The past few days I have been thinking about the beginning. The beginning, meaning when we signed our initial paperwork and took that leap of faith. I think many thought we were crazy, especially knowing we didn't have the funds to pay for an adoption. I've spoken about this many many times on this blog. But God tugged and He tugged hard. I knew this was where He wanted us and I knew that He would work out all of the details. Although the plan was still a little unclear, and I worried a LOT wandering how on earth we would raise almost $18,000... I tried my hardest to trust in His plan.

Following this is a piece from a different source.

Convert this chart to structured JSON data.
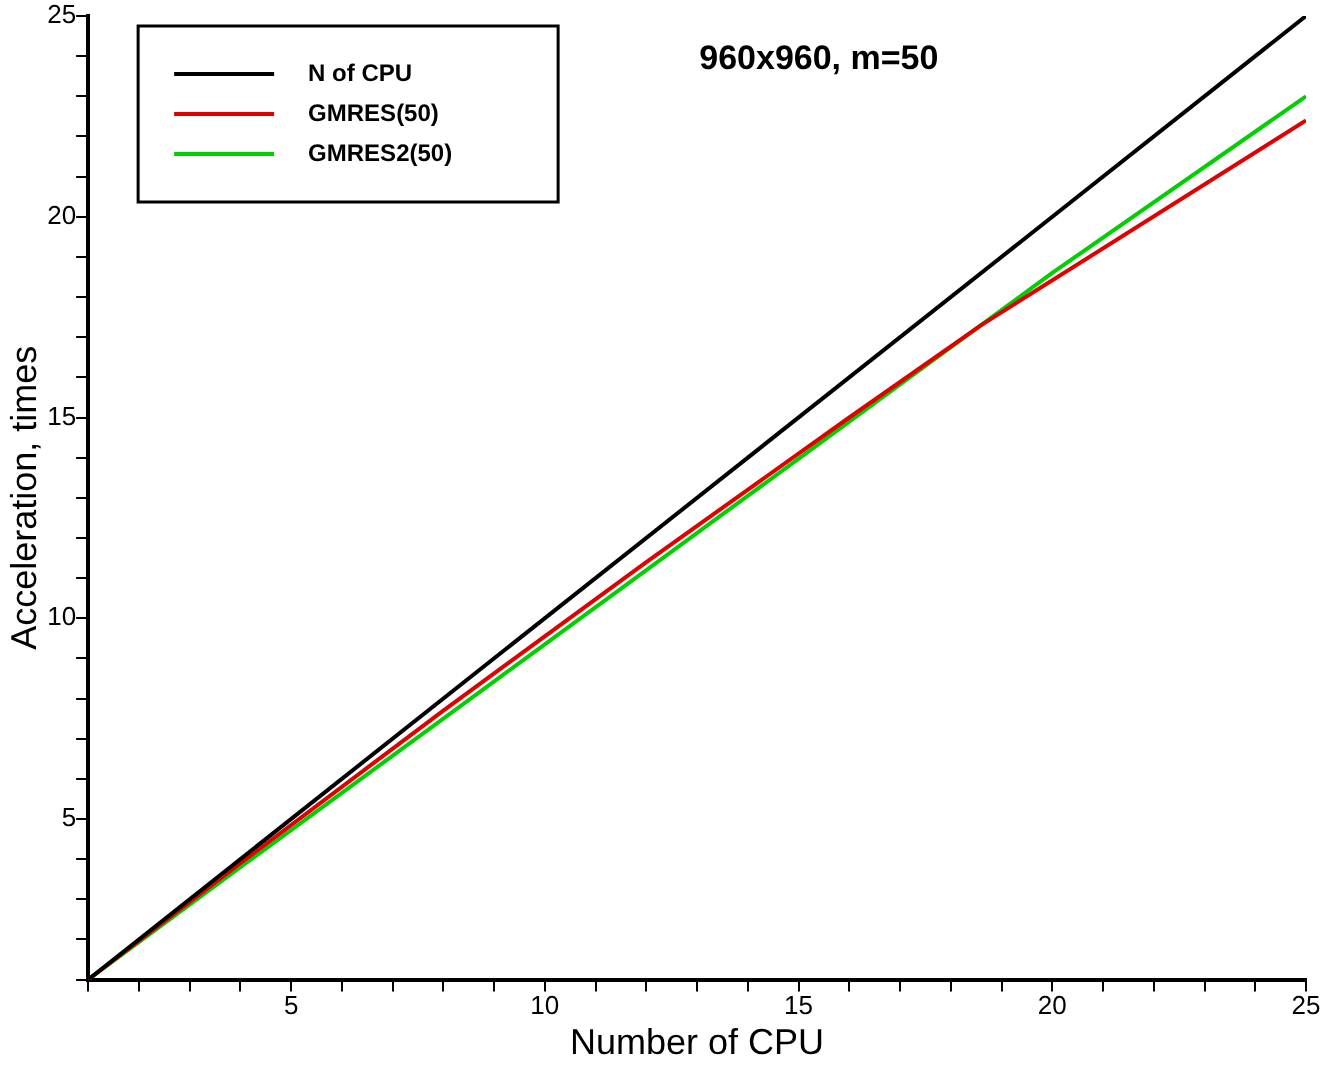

In the end... in just over 6 months... He provided ALL of our funds, leaving us to pay around $2,000 at the end. God IS Good! He is faithful and He does provide. In the beginning, I remember praying so hard for God to use our story to touch others. I prayed that He would be uplifted and glorified throughout our journey and even after placement. I believe He was. Unfortunately though, I feel as though I have fallen off the wagon since bringing Katherine Grace home. I became less passionate, annoyed with emails, discouraged with my blog and truthfully... unmotivated! This was not what I ever imagined.
Thankfully.... God has sent some beautiful encouragement and reminders my way these past few weeks. He has reminded me that He is far from finished with our story and continues to use it daily! I received a phone call from a friend the other day. She has spoken with me a few times already, but recently decided to move forward with their adoption journey! I was in tears listening to her and hearing her fears, excitement and just her story. It reminded me once again on why I created this blog. In many ways it was my outlet and my way to express my emotions during our waiting, as well as document the many phases of our adoption journey. But in the end it became so much more to me. It became a place where I wore my heart on my sleeves, I shared real emotions... raw ones. Ones that were hard to put into words.. but they were REAL and that was what I wanted so desperately to convey. I wanted to share the ups and downs of this scary, yet so rewarding journey. I wanted people to understand the reality of adoption and how God loves and cares of the orphans.
I am so passionate about orphans and even more about adoption. I truly believe this was where God has led our family and praise Him for laying it so heavily on our hearts! I thank Him for USING me... of all people, little ole, crazy emotional, ME! I feel incredibly honored to be where I am.
So... with all of that being said... if you feel God tugging at your heart and you're scared in any way... please trust Him! Allow Him to use you in ways you could never dream possible. Allow Him to write your story for you and take you down the path He wants you to be on. I promise... His is WAY BETTER THAN YOUR OWN!